Question

Implementation of MultiAssayExperiment and curatedTCGAData R packages for quering and prosessing multi-omics cancer datasets

0

Entering edit mode

svlachavas ▴ 830

@svlachavas-7225

Last seen 6 months ago

Germany/Heidelberg/German Cancer Resear…

Dear Community,

based on an ongoing project about the evaluation of multi-omics data integration methodologies for the identification of biomarkers and causative pathways in distinct cancer types, we are currently utilizing the R packages MultiAssayExperiment and curatedTCGAData, to fetch and utilize specific multi-omics cancer datasets.
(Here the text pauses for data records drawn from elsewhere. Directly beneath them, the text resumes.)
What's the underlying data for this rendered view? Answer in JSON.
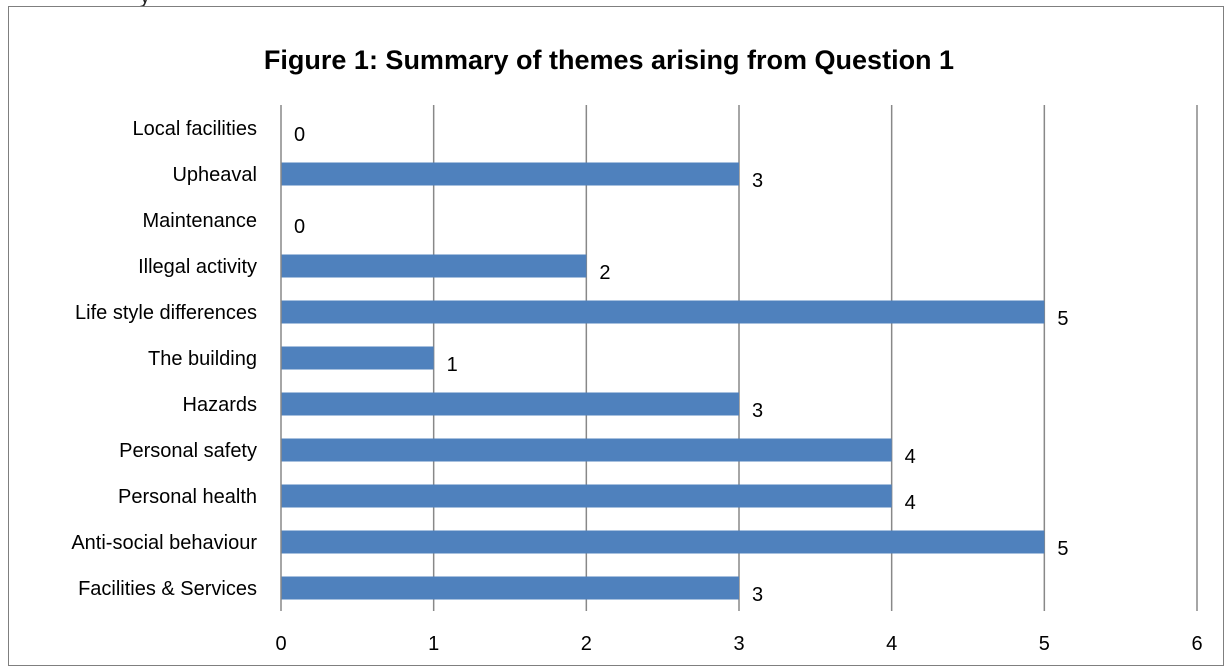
{
  "chart_data": {
    "type": "bar",
    "orientation": "horizontal",
    "title": "Figure 1: Summary of themes arising from Question 1",
    "categories": [
      "Local facilities",
      "Upheaval",
      "Maintenance",
      "Illegal activity",
      "Life style differences",
      "The building",
      "Hazards",
      "Personal safety",
      "Personal health",
      "Anti-social behaviour",
      "Facilities & Services"
    ],
    "values": [
      0,
      3,
      0,
      2,
      5,
      1,
      3,
      4,
      4,
      5,
      3
    ],
    "xlabel": "",
    "ylabel": "",
    "xlim": [
      0,
      6
    ],
    "xticks": [
      "0",
      "1",
      "2",
      "3",
      "4",
      "5",
      "6"
    ],
    "grid": "vertical",
    "legend": "none",
    "data_labels": true,
    "bar_color": "#4F81BD",
    "grid_color": "#888888"
  }
}
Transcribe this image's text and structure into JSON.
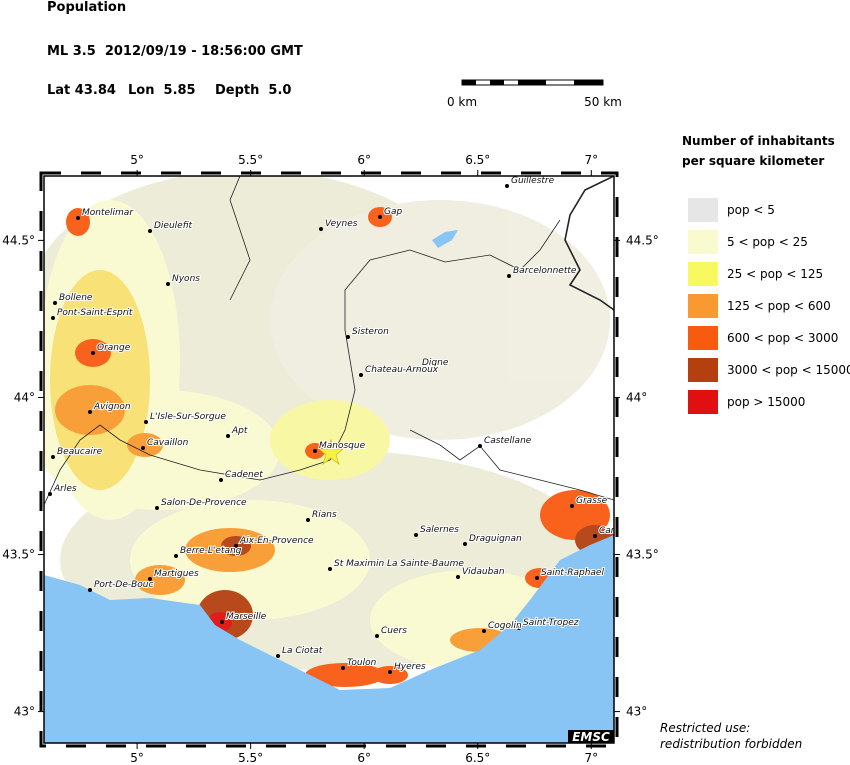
{
  "header": {
    "title": "Population",
    "event": "ML 3.5  2012/09/19 - 18:56:00 GMT",
    "lat": "Lat 43.84",
    "lon": "Lon  5.85",
    "depth": "Depth  5.0"
  },
  "scale_bar": {
    "start": "0 km",
    "end": "50 km"
  },
  "axes": {
    "xticks": [
      {
        "value": 5,
        "label": "5°"
      },
      {
        "value": 5.5,
        "label": "5.5°"
      },
      {
        "value": 6,
        "label": "6°"
      },
      {
        "value": 6.5,
        "label": "6.5°"
      },
      {
        "value": 7,
        "label": "7°"
      }
    ],
    "yticks": [
      {
        "value": 44.5,
        "label": "44.5°"
      },
      {
        "value": 44,
        "label": "44°"
      },
      {
        "value": 43.5,
        "label": "43.5°"
      },
      {
        "value": 43,
        "label": "43°"
      }
    ]
  },
  "legend": {
    "title": [
      "Number of inhabitants",
      "per square kilometer"
    ],
    "items": [
      {
        "label": "pop < 5",
        "color": "#e6e6e6"
      },
      {
        "label": "5 < pop < 25",
        "color": "#fafad0"
      },
      {
        "label": "25 < pop < 125",
        "color": "#f8f860"
      },
      {
        "label": "125 < pop < 600",
        "color": "#f89a30"
      },
      {
        "label": "600 < pop < 3000",
        "color": "#f85a10"
      },
      {
        "label": "3000 < pop < 15000",
        "color": "#b44010"
      },
      {
        "label": "pop > 15000",
        "color": "#e01010"
      }
    ]
  },
  "places": [
    "Montelimar",
    "Dieulefit",
    "Nyons",
    "Bollene",
    "Pont-Saint-Esprit",
    "Orange",
    "Avignon",
    "L'Isle-Sur-Sorgue",
    "Apt",
    "Cavaillon",
    "Beaucaire",
    "Arles",
    "Cadenet",
    "Salon-De-Provence",
    "Rians",
    "Aix-En-Provence",
    "Berre-L'etang",
    "Martigues",
    "Port-De-Bouc",
    "Marseille",
    "La Ciotat",
    "Toulon",
    "Hyeres",
    "Cuers",
    "St Maximin La Sainte-Baume",
    "Salernes",
    "Draguignan",
    "Vidauban",
    "Saint-Raphael",
    "Grasse",
    "Cannes",
    "Saint-Tropez",
    "Cogolin",
    "Castellane",
    "Manosque",
    "Digne",
    "Chateau-Arnoux",
    "Sisteron",
    "Veynes",
    "Gap",
    "Guillestre",
    "Barcelonnette"
  ],
  "logo": "EMSC",
  "notice": [
    "Restricted use:",
    "redistribution forbidden"
  ]
}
Based on an illustrative example with the TCGA-COAD cohort:

coad.updated <- curatedTCGAData(

    diseaseCode = "COAD",

    assays = c(

       "RPPAArray","Mutation",
       "RNASeq2GeneNorm",
       "GISTIC_ThresholdedByGene"

    ),

    dry.run = FALSE

)

My major questions based on the downstream pre-processing and utilization of MAE objects related to specific TCGA projects:

1) My first question is about the data processing steps for specific layers, such as the RNA-Seq expression data, which is this case is called "RNASeq2GeneNorm", and from the relative description, is matched to “Upper quartile normalized RSEM TPM gene expression values”-regarding the expression values, did you implement any further transformation steps ?
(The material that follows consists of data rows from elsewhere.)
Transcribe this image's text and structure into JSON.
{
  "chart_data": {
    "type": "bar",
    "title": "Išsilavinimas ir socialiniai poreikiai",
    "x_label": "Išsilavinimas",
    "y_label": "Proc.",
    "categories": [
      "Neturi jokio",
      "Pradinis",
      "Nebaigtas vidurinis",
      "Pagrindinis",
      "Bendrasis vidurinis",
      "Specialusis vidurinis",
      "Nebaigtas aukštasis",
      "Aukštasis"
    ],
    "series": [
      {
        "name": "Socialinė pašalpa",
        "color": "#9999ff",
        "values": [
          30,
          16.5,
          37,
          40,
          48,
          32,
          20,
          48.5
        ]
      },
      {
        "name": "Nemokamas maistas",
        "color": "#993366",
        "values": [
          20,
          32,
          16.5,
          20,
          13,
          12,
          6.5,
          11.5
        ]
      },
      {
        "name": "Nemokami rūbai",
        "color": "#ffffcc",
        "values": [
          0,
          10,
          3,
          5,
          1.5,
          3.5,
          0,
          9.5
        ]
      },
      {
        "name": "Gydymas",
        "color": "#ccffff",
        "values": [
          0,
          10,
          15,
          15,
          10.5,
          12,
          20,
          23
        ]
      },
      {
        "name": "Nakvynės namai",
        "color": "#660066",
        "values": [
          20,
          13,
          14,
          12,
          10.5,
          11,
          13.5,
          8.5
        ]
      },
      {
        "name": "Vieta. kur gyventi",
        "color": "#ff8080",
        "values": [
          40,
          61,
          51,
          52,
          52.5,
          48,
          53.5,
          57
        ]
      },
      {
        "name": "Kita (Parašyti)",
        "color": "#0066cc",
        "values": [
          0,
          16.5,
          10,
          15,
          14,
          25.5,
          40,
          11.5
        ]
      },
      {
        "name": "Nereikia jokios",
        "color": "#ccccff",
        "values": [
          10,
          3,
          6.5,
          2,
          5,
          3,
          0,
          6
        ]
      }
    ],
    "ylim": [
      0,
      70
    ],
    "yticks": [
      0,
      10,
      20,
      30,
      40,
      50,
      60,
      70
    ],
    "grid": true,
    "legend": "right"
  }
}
From the relative links of broad institute & firebrowse: https://broadinstitute.atlassian.net/wiki/spaces/GDAC/pages/844334346/Documentation#Documentation-RNAseqPipelines & http://firebrowse.org/

in the respective rna-seq pipelines, it has a part called mRNAseq_preprocessor, which also mentions log2-transformation- however, from checking the expression below:

exp.coad <- coad.updated[,,"COAD_RNASeq2GeneNorm-20160128"]
matrix.exp <- assay(exp.coad)
head(matrix.exp)
      TCGA-A6-2671-01A-01R-1410-07 TCGA-A6-2672-01A-01R-0826-07
A1BG                       25.4180                      60.7006
A1CF                       10.8359                      15.2866
A2BP1                       6.1920                       0.0000
A2LD1                     131.2848                     305.9618
A2ML1                       0.0000                       0.0000

range(matrix.exp)
[1]       0 1865036

it seems that the values have not been log2-transformed-thus, these expression values represent only rsem estimated counts but also on a scaled version ? additionally, is there any link for the relative data pipelines used for each of the legacy data layers ?
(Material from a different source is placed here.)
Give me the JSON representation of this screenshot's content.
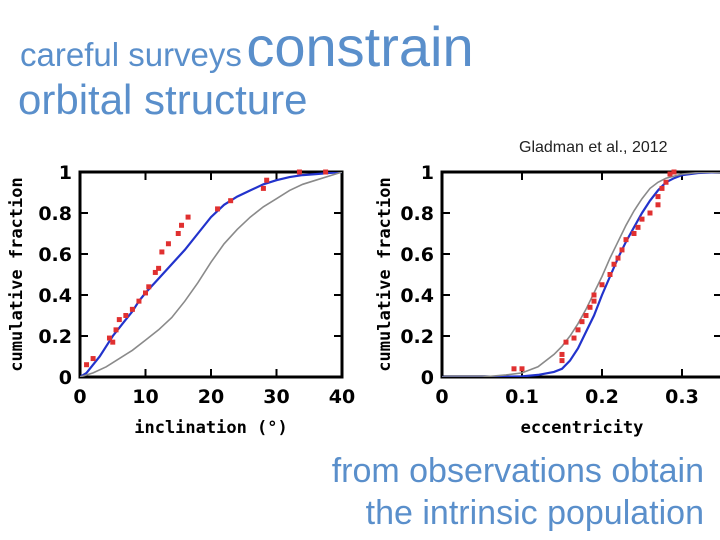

2) the main use of the function qreduceTCGA is to transform the initial mutational data object into a final object(simplified) with gene symbols, and 0/1s based on the column with variant classification, correct ? and based on the relative example (https://bioconductor.org/packages/3.11/bioc/vignettes/TCGAutils/inst/doc/TCGAutils.html#splitassays-separate-the-data-from-different-tissue-types) a liftover process is necessary to also make all the assays coordinated to hg19 ?

3) Regarding the very important function mergeReplicates:

in the relative vignette, you provide the following code chunk example:

mergeReplicates(intersectColumns(myMultiAssay))

Can this specific function also applied as default in any MAE object, without the use of intersectColumns ? and by default, it utilizes the mean of the replicated samples as one final unit/value, which includes the main patient barcode without "duplicated" measurements ? For example, in the simplify argument could anyone use as an input value a complete custom function ?

4) Finally, for any external data transformation in any aforementioned layers: for example isolate the numeric matrix of gene expression (via assay function), and perform dimensionality reduction of the features, as extra steps-then, to “re-assign” it to the initial MAE object, a simple function like the following would suffice ?

coad.updated[[“COAD_RNASeq2GeneNorm-20160128”]] <- updated.matrix

Best,

Efstathios

MultiAssayExperiment curatedTCGAData TCGAutils • 1.2k views

ADD COMMENT • link updated 3.4 years ago by Marcel Ramos 690 • written 3.5 years ago by svlachavas ▴ 830

score 2 · Answer 1 · 2020-10-14

2

Entering edit mode

Marcel Ramos 690

@marcel-ramos-7325

Last seen 22 hours ago

United States

Hi Efstathios,

Thank you for using our software and taking the time to write out this question. I would like to point you to several resources for investigating the provenance of the data. Unfortunately, due to the complexity and size of the pipeline, we have only been able to provide limited traceability of the data.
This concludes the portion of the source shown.